Hock Tan: Well, we find now that we could generate more value to you, the shareholders. I assume you are — I’m just kidding, but we would generate more value to our shareholders by taking Carbon Black, which is not that big and integrating it, Symantec, that by doing it, we would generate much better value to our shareholders than taking a one-shot divestiture on this asset, not particularly large to begin with.
Edward Snyder: Great. Thank you.
Operator: Ladies and gentlemen, just in the interest of time, I would now like to turn the call back over to Ji Yoo for closing remarks.

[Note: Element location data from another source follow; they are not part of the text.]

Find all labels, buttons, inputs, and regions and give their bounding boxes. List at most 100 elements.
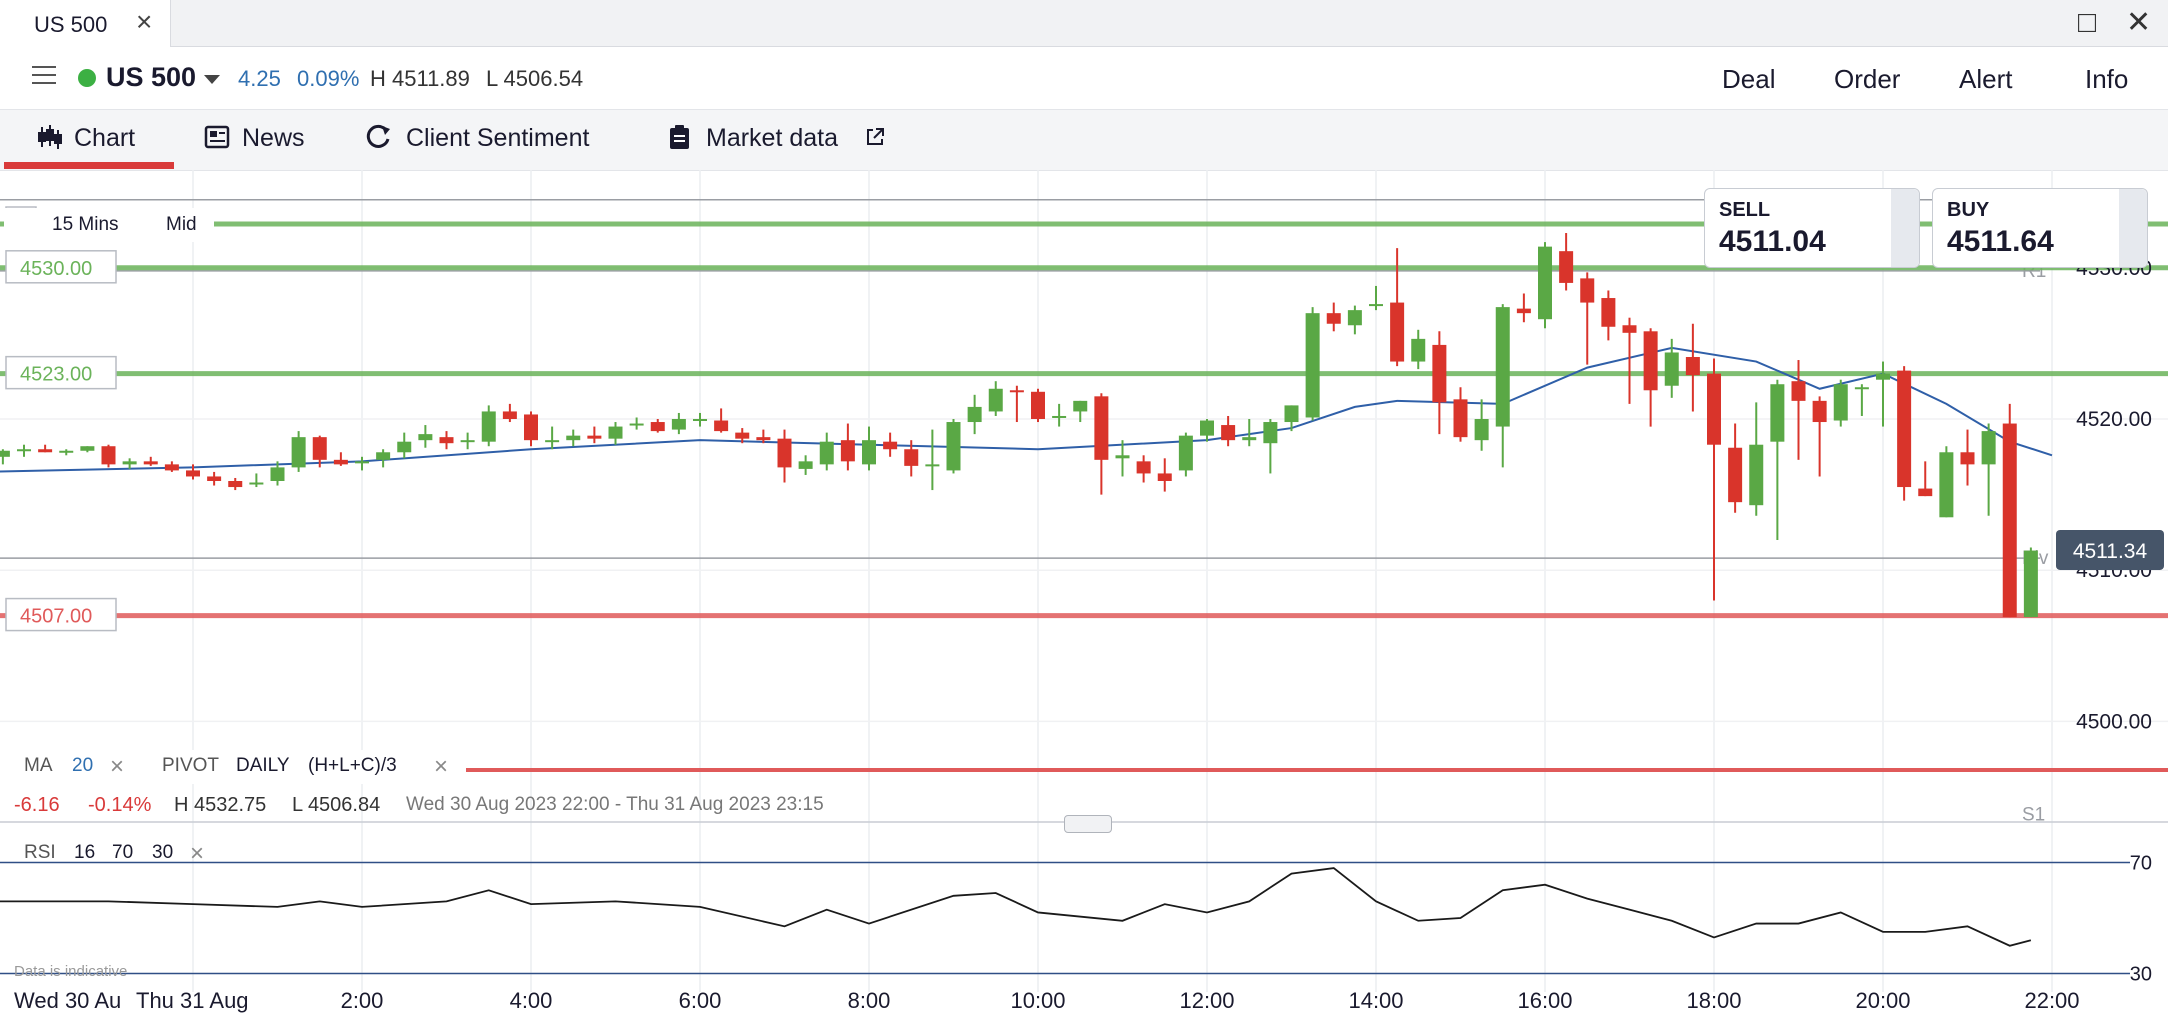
candle-body	[608, 426, 623, 439]
tab-news[interactable]: News	[242, 124, 305, 153]
clipboard-icon	[670, 125, 689, 149]
candle-body	[270, 467, 285, 481]
remove-ma-icon[interactable]: ×	[110, 753, 124, 781]
remove-pivot-icon[interactable]: ×	[434, 753, 448, 781]
pivot-period[interactable]: DAILY	[236, 755, 290, 777]
refresh-icon	[366, 124, 390, 148]
candle-body	[967, 406, 982, 423]
pivot-label-s1: S1	[2022, 805, 2045, 826]
instrument-change-pct: 0.09%	[297, 66, 360, 91]
candle-body	[376, 452, 391, 460]
active-tab-indicator	[4, 162, 174, 169]
period-high: H 4532.75	[174, 794, 267, 816]
current-price-label: 4511.34	[2073, 540, 2148, 563]
candle-body	[671, 419, 686, 430]
candle-body	[1221, 425, 1236, 441]
candle-body	[1770, 384, 1785, 442]
alert-price-label: 4530.00	[20, 258, 92, 280]
candle-body	[1876, 373, 1890, 380]
rsi-period[interactable]: 16	[74, 842, 95, 864]
rsi-label: RSI	[24, 842, 56, 863]
info-button[interactable]: Info	[2085, 64, 2128, 95]
tab-chart[interactable]: Chart	[74, 124, 135, 153]
candle-body	[883, 441, 898, 450]
time-axis-label: 18:00	[1686, 988, 1741, 1013]
chevron-down-icon[interactable]	[204, 75, 220, 84]
price-chart[interactable]: R2R1PivS1 4530.004523.004507.00 7030 453…	[0, 170, 2168, 1020]
tab-market-data[interactable]: Market data	[706, 124, 838, 153]
candle-body	[439, 437, 454, 444]
candle-body	[1791, 381, 1806, 401]
candle-body	[650, 422, 665, 432]
candle-body	[1178, 435, 1193, 471]
candle-body	[1939, 452, 1954, 518]
pane-resize-handle[interactable]	[1064, 815, 1112, 833]
candle-body	[164, 464, 179, 471]
candle-body	[1115, 455, 1130, 459]
candle-body	[1960, 452, 1975, 465]
candle-body	[397, 441, 412, 453]
window-tab[interactable]: US 500 ×	[0, 0, 171, 47]
candle-body	[1622, 325, 1637, 333]
candle-body	[714, 420, 729, 432]
rsi-lower[interactable]: 30	[152, 842, 173, 864]
interval-selector[interactable]: 15 Mins	[52, 214, 119, 236]
ma-label: MA	[24, 755, 53, 776]
remove-rsi-icon[interactable]: ×	[190, 840, 204, 868]
candle-body	[207, 476, 222, 481]
candle-body	[333, 459, 348, 465]
candle-body	[798, 461, 813, 469]
buy-button[interactable]: BUY 4511.64	[1932, 188, 2148, 268]
period-change: -6.16	[14, 794, 60, 816]
time-axis-label: Wed 30 Au	[14, 988, 121, 1013]
candle-body	[1031, 391, 1045, 420]
candle-body	[0, 450, 10, 457]
sell-button[interactable]: SELL 4511.04	[1704, 188, 1920, 268]
tab-client-sentiment[interactable]: Client Sentiment	[406, 124, 589, 153]
time-axis-label: 8:00	[848, 988, 891, 1013]
candle-body	[1538, 246, 1552, 320]
deal-button[interactable]: Deal	[1722, 64, 1775, 95]
close-tab-icon[interactable]: ×	[136, 8, 152, 36]
alert-price-label: 4523.00	[20, 364, 92, 386]
candle-body	[1411, 338, 1426, 362]
window-tab-bar: US 500 × □ ✕	[0, 0, 2168, 47]
period-low: L 4506.84	[292, 794, 381, 816]
rsi-line	[0, 867, 2032, 947]
order-button[interactable]: Order	[1834, 64, 1900, 95]
candle-body	[1052, 415, 1067, 418]
candle-body	[756, 437, 771, 441]
rsi-upper[interactable]: 70	[112, 842, 133, 864]
time-axis-label: 12:00	[1179, 988, 1234, 1013]
ma-period[interactable]: 20	[72, 755, 93, 777]
instrument-name[interactable]: US 500	[106, 62, 196, 93]
instrument-high: H 4511.89	[370, 66, 470, 91]
candle-body	[38, 449, 53, 453]
alert-price-label: 4507.00	[20, 606, 92, 628]
candle-body	[1664, 352, 1679, 386]
candle-body	[1009, 390, 1024, 393]
candle-body	[2002, 423, 2017, 618]
close-window-icon[interactable]: ✕	[2126, 6, 2151, 40]
candle-body	[1728, 447, 1743, 503]
price-type-selector[interactable]: Mid	[166, 214, 197, 236]
window-tab-title: US 500	[34, 12, 108, 37]
maximize-icon[interactable]: □	[2078, 6, 2096, 40]
candle-body	[587, 435, 602, 439]
candle-body	[545, 440, 560, 443]
candle-body	[819, 441, 834, 465]
external-link-icon[interactable]	[864, 126, 886, 152]
candle-body	[355, 461, 369, 464]
candle-body	[101, 446, 116, 465]
candle-body	[1707, 373, 1721, 445]
candle-body	[988, 388, 1003, 412]
pivot-formula[interactable]: (H+L+C)/3	[308, 755, 397, 777]
price-axis-label: 4500.00	[2076, 710, 2152, 733]
candle-body	[1453, 399, 1468, 438]
candle-body	[1284, 405, 1299, 423]
hamburger-menu-icon[interactable]	[32, 66, 56, 84]
alert-button[interactable]: Alert	[1959, 64, 2012, 95]
candle-body	[17, 449, 31, 452]
candle-body	[312, 437, 327, 460]
candle-body	[1559, 251, 1574, 283]
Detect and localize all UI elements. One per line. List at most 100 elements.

Ji Yoo: Thank you, operator. In closing, we would like to highlight our Broadcom enabling AI an Infrastructure Investor Meeting on Wednesday, March 20, 2024, at 9:00 a.m. Pacific 12:00 p.m. Eastern Time. Charlie Kawwas, President of Broadcom’s Semiconductor Solutions Group and several General Managers will present on Broadcom’s merchant silicon portfolio. The live webcast and replay of the investor meeting will be available at investors.broadcom.com. Broadcom currently plans to report its earnings for the second quarter of fiscal ’24, after close of market on Wednesday, June 12, 2024. A public webcast that Broadcom’s earnings conference call will follow at 2:00 p.m. Pacific Time. That will conclude our earnings call today. Thank you all for joining. Operator, you may end the call.
Operator: Thank you. Ladies and gentlemen, this concludes today’s conference call. Thank you for your participation. You may now disconnect.